Considérant que Mme A a obtenu le bénéfice de l'aide juridictionnelle totale ; que, par suite, son avocat peut se prévaloir des dispositions combinées de l'article L. 761-1 du code de justice administrative et de l'article 37 de la loi du 10 juillet 1991 ; qu'il y a lieu, dans les circonstances de l'espèce, de mettre à la charge de l'Etat la somme de mille euros au titre des frais exposés et non compris dans les dépens, au profit de Me Couderc, sous réserve qu'il renonce à percevoir la somme correspondant à la part contributive de l'Etat à l'aide juridictionnelle ;

DECIDE :

Article 1er : La décision du 26 octobre 2009 par laquelle le préfet du Rhône a fixé à Mme A le pays dont elle a la nationalité comme pays de destination est annulée.
Article 2 : Le jugement n° 1000065 du 25 mars 2010 du Tribunal administratif de Lyon est annulé en ce qu'il a de contraire au présent arrêt.
Article 3 : L'Etat versera une somme de 1 000 euros à Me Couderc, au titre de l'article L. 761-1 du code de justice administrative, sous réserve qu'il renonce à percevoir la part contributive de l'Etat à l'aide juridictionnelle.

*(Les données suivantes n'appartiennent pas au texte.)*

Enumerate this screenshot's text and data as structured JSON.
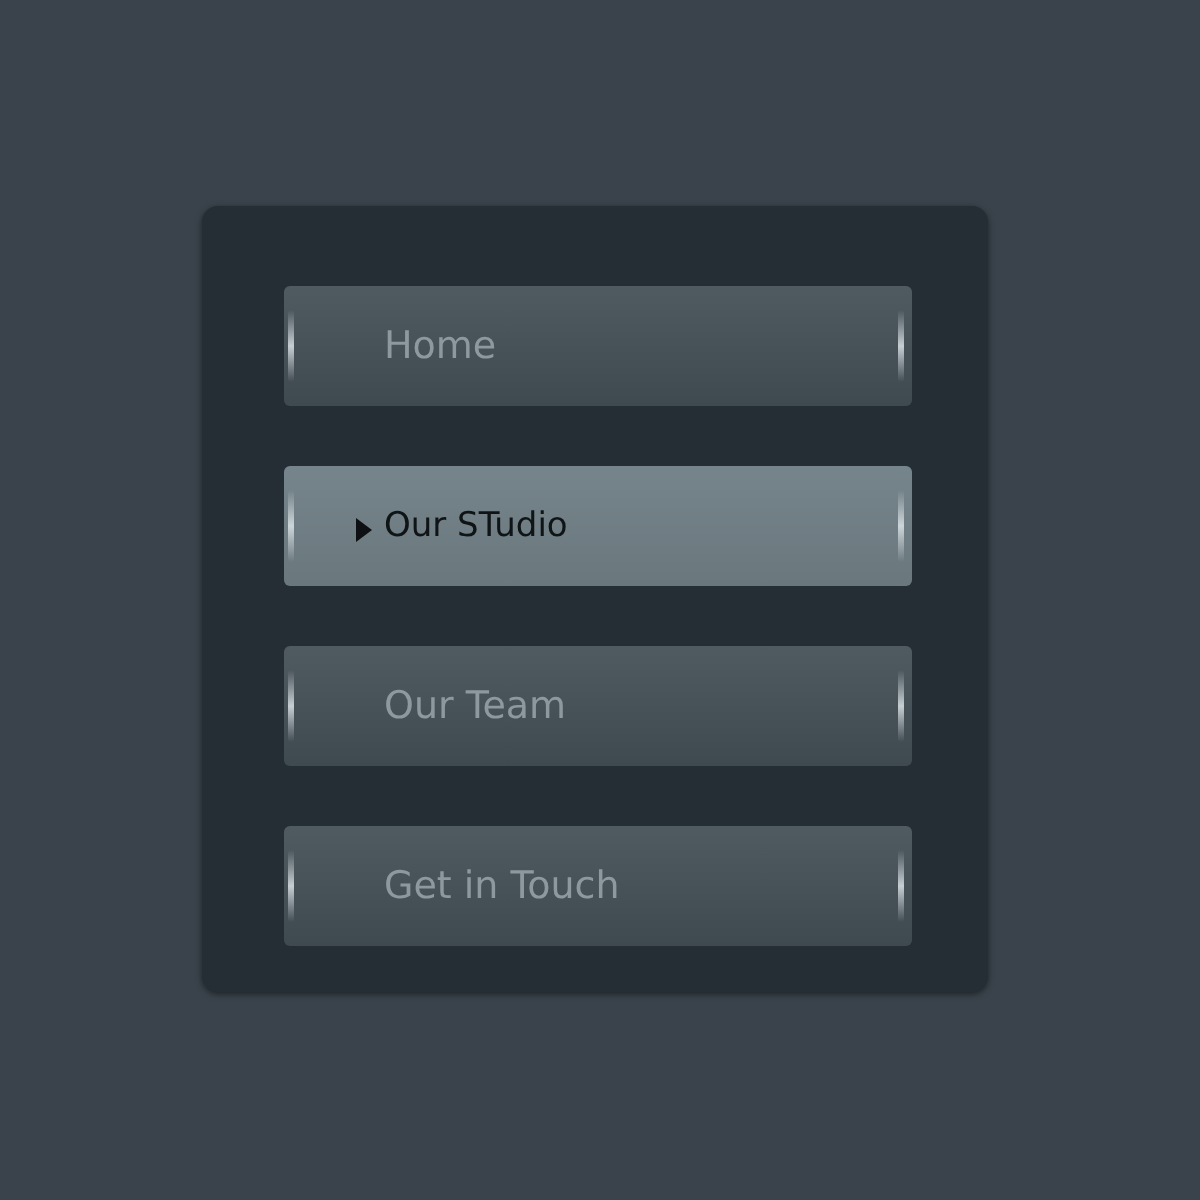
{
  "menu": [
    {
      "label": "Home",
      "selected": false
    },
    {
      "label": "Our STudio",
      "selected": true
    },
    {
      "label": "Our Team",
      "selected": false
    },
    {
      "label": "Get in Touch",
      "selected": false
    }
  ]
}
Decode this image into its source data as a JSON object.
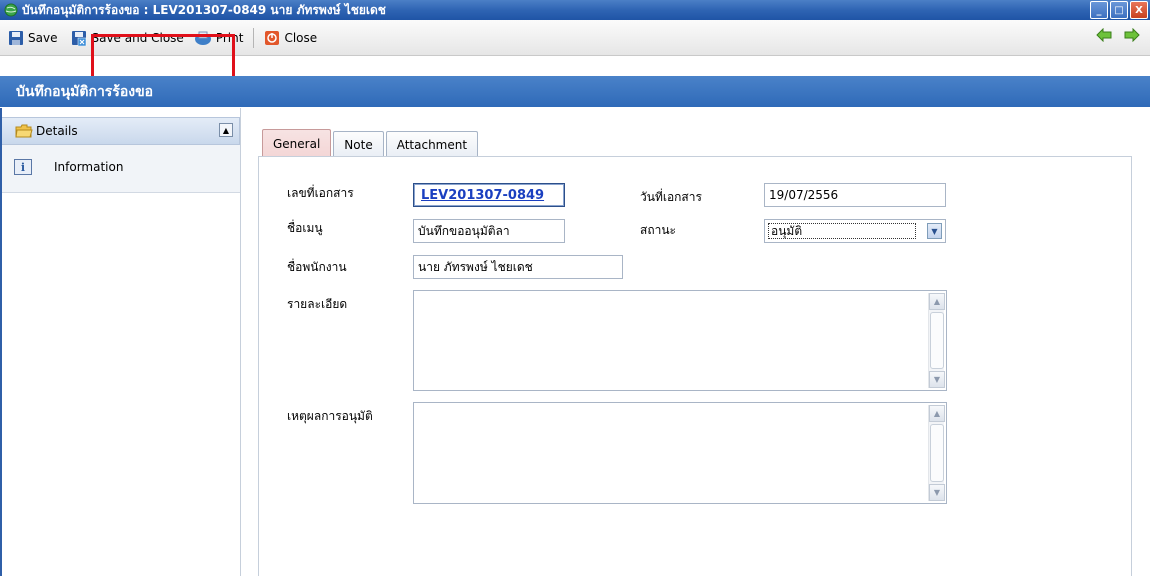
{
  "window": {
    "title": "บันทึกอนุมัติการร้องขอ : LEV201307-0849 นาย ภัทรพงษ์ ไชยเดช",
    "controls": {
      "minimize": "_",
      "maximize": "□",
      "close": "X"
    }
  },
  "toolbar": {
    "save_label": "Save",
    "save_close_label": "Save and Close",
    "print_label": "Print",
    "close_label": "Close",
    "back_icon": "arrow-left-icon",
    "forward_icon": "arrow-right-icon"
  },
  "header": {
    "title": "บันทึกอนุมัติการร้องขอ"
  },
  "sidebar": {
    "section_label": "Details",
    "collapse_glyph": "▲",
    "items": [
      {
        "label": "Information",
        "icon": "information-icon",
        "icon_glyph": "i"
      }
    ]
  },
  "tabs": [
    {
      "label": "General",
      "active": true
    },
    {
      "label": "Note",
      "active": false
    },
    {
      "label": "Attachment",
      "active": false
    }
  ],
  "form": {
    "doc_no_label": "เลขที่เอกสาร",
    "doc_no_value": "LEV201307-0849",
    "doc_date_label": "วันที่เอกสาร",
    "doc_date_value": "19/07/2556",
    "menu_name_label": "ชื่อเมนู",
    "menu_name_value": "บันทึกขออนุมัติลา",
    "status_label": "สถานะ",
    "status_value": "อนุมัติ",
    "employee_label": "ชื่อพนักงาน",
    "employee_value": "นาย ภัทรพงษ์ ไชยเดช",
    "detail_label": "รายละเอียด",
    "detail_value": "",
    "reason_label": "เหตุผลการอนุมัติ",
    "reason_value": ""
  },
  "colors": {
    "title_bar": "#2f64b3",
    "header_band": "#3a74c0",
    "highlight": "#e0101a",
    "link": "#1a3fc0"
  }
}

Article 4 : Le surplus des conclusions de la requête de Mme A est rejeté.
Article 5 : Le présent arrêt sera notifié à Mme Jasmina A et au ministre de l'intérieur, de l'outre-mer, des collectivités territoriales et de l'immigration. Copie en sera adressée au préfet du Rhône.
Délibéré après l'audience du 21 juin 2011 à laquelle siégeaient :
M. Chanel, président de chambre,
MM. Pourny et Segado, premiers conseillers.
Lu en audience publique, le 7 juillet 2011.